Di tengah gempuran modernisasi dan globalisasi, festival budaya lokal di Indonesia tampil bukan hanya sebagai ajang hiburan, tetapi sebagai upaya kolektif yang menjaga identitas, tradisi, dan daya hidup komunitas.
Dua diantaranya, Festival Danau Sentarum di Kalimantan Barat dan Festival Layang-Layang di Bali, mencerminkan bagaimana budaya diwariskan sekaligus dimodernisasi.

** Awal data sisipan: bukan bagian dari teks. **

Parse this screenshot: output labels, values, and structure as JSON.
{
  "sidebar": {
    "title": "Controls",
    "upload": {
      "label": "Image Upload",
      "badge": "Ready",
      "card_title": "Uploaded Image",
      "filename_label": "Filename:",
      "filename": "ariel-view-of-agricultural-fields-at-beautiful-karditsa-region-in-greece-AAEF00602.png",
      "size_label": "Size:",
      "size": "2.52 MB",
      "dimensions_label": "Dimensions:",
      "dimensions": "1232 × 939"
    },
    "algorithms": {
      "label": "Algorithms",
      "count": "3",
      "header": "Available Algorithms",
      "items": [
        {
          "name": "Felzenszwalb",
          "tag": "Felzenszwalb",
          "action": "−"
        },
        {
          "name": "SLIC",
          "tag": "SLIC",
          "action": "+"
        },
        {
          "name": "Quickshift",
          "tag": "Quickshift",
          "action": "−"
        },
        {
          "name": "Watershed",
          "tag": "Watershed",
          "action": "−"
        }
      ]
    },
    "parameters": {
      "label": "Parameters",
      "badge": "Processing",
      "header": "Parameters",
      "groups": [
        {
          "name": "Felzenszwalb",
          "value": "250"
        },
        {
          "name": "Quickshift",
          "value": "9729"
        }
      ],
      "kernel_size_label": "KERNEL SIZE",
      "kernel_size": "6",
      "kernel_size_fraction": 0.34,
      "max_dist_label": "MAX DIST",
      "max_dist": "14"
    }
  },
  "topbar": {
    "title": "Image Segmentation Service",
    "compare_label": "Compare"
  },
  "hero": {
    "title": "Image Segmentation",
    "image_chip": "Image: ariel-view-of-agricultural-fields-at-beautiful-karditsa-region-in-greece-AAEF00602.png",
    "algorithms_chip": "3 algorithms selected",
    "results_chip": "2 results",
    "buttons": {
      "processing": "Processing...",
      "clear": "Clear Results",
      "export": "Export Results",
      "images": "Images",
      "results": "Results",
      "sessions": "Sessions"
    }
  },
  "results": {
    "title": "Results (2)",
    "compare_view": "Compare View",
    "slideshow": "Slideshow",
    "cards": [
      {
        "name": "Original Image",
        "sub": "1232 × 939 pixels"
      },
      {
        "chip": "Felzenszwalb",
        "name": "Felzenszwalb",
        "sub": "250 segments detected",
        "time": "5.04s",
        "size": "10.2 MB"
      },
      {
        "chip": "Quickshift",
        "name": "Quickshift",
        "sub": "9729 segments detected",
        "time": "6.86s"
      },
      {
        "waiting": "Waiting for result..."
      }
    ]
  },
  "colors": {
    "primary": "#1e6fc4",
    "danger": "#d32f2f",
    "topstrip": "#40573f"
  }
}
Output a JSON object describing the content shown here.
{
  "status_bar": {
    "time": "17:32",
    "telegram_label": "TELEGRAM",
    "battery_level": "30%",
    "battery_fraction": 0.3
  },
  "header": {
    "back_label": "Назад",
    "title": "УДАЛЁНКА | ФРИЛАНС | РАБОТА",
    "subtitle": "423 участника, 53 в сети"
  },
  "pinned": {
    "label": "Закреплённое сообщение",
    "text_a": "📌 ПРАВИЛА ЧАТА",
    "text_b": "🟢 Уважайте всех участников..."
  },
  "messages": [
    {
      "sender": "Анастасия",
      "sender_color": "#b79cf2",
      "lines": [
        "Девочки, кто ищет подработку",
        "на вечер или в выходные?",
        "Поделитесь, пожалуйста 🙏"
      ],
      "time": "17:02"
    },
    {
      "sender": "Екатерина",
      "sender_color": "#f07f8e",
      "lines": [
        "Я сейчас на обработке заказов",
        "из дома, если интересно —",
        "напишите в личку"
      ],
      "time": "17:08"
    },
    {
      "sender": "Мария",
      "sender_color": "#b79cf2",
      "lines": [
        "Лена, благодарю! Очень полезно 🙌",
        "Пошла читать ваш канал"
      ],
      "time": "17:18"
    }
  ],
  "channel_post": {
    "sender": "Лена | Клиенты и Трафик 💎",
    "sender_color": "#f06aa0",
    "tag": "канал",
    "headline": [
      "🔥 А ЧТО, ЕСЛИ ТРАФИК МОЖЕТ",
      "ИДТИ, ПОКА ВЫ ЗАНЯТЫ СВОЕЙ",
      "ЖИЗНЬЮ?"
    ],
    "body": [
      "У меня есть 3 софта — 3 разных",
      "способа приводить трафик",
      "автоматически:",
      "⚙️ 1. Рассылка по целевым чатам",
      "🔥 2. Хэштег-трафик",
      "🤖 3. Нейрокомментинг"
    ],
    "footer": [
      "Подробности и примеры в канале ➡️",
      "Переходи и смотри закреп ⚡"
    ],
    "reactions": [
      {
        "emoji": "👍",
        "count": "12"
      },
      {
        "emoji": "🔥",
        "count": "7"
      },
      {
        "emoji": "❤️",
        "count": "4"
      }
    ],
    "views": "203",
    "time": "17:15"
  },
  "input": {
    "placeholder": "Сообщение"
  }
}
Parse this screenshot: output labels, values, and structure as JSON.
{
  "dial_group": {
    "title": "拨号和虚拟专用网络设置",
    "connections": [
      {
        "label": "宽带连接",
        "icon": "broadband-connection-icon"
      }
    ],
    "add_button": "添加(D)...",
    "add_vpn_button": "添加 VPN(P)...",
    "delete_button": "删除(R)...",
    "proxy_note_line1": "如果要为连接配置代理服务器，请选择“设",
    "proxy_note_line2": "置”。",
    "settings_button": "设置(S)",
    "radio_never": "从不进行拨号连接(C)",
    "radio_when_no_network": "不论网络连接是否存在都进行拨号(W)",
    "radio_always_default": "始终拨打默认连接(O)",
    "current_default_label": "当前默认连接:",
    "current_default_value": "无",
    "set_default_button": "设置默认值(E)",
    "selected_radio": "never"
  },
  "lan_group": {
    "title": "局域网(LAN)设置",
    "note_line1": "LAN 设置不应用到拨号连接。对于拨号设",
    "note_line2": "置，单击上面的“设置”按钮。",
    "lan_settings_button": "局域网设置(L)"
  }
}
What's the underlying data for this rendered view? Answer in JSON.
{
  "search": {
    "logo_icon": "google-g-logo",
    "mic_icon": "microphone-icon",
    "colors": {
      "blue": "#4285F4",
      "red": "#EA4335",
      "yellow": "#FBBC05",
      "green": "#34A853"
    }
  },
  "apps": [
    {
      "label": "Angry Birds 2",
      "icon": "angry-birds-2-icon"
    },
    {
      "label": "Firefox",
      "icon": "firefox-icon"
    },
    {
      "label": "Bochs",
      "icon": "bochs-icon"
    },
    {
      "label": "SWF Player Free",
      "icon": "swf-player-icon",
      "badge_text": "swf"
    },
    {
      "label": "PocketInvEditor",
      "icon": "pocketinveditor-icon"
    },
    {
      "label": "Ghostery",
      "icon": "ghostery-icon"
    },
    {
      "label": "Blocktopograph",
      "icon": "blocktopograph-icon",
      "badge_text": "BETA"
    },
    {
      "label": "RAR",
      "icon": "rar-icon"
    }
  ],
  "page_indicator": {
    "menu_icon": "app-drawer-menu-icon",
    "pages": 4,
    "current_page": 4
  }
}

Festival Danau Sentarum Gerbang Budaya dan Ekonomi Perbatasan
Festival Danau Sentarum, yang rutin mereka gelar di Kabupaten Kapuas Hulu, telah menjadi salah satu magnet budaya dan wisata perbatasan antara Indonesia dan Malaysia.
Data Dinas Pariwisata Kapuas Hulu mencatat, lebih dari 15.000 pengunjung menghadiri festival ini pada 2017, dan festival ini menghasilkan perputaran ekonomi lokal sekitar Rp3 miliar.
Angka tersebut menunjukkan, peristiwa budaya ini memberi pemasukan langsung bagi pelaku ekonomi kecil seperti pedagang, seniman, pengrajin, serta operator wisata lokal.
Menurut laporan Kompasiana dan WWF Indonesia, Festival Danau Sentarum tidak hanya menyuguhkan parade perahu tradisional, tarian Dayak, dan lomba arwana super red, tetapi juga berbagai permainan rakyat yang jarang ditemui di ruang publik.
Bagi masyarakat lokal, festival ini lebih dari sekadar agenda tahunan. Festival ini menjadi ruang kolektif untuk merawat identitas, memperkuat rasa memiliki, dan menegaskan eksistensi budaya Dayak di tengah gempuran budaya luar.
Melalui festival ini, masyarakat bisa memperkenalkan tradisi yang biasanya terikat ruang kampung secara luas, termasuk kepada dunia internasional.

Baca Juga: https://naramakna.id/sejarah-tari-pacu-jalur-riau-yang-mendunia/
Festival Layang-Layang Bali Harmoni Tradisi dan Pariwisata
Sementara itu di Bali, Festival Layang-Layang, yang mereka gelar setiap Juli di Pantai Padang Galak, Denpasar, menyedot perhatian wisatawan domestik dan mancanegara.
Dilansir dari Wikipedia dan MantraBali.com, lebih dari 80 banjar adat ikut serta, dan mereka menerbangkan layangan raksasa berbentuk Bebean, Janggan, dan Pecukan sebagai simbol persembahan spiritual kepada Dewa Rare Angon.
Menurut laporan Deliveree (2025), okupansi hotel di kawasan Sanur melonjak hingga 85% selama festival berlangsung.
Melihat dari data tersebut, festival ini menegaskan bahwa Festival Layang-Layang Bali bukan sekadar agenda budaya tahunan, melainkan contoh nyata bagaimana tradisi lokal yang sarat makna spiritual bisa bersinergi dengan geliat ekonomi dan pariwisata.
Tradisi menerbangkan layangan raksasa sebagai persembahan kepada Dewa Rare Angon tidak hanya menjaga warisan leluhur tetap hidup, tetapi juga menjadi daya tarik wisata yang menggerakkan sektor perhotelan, UMKM, hingga ekonomi kreatif.
Festival seperti ini bukan sekadar hiburan atau tontonan wisata. Di balik kemeriahannya, festival ini memiliki makna mendalam yang berkaitan dengan spiritualitas, identitas sosial, dan cara masyarakat memaknai kembali tradisi mereka.
Kehadiran festival budaya lokal seperti Danau Sentarum dan Layang-Layang Bali membuktikan bahwa tradisi tidak pernah benar-benar usang ia hanya butuh ruang, dukungan, dan relevansi baru untuk terus hidup.
Di tengah dunia yang terus berubah, festival semacam ini menjadi pengingat bahwa identitas budaya bukan warisan yang diam, melainkan sesuatu yang terus bergerak, dinegosiasikan, dan diperjuangkan oleh masyarakatnya sendiri.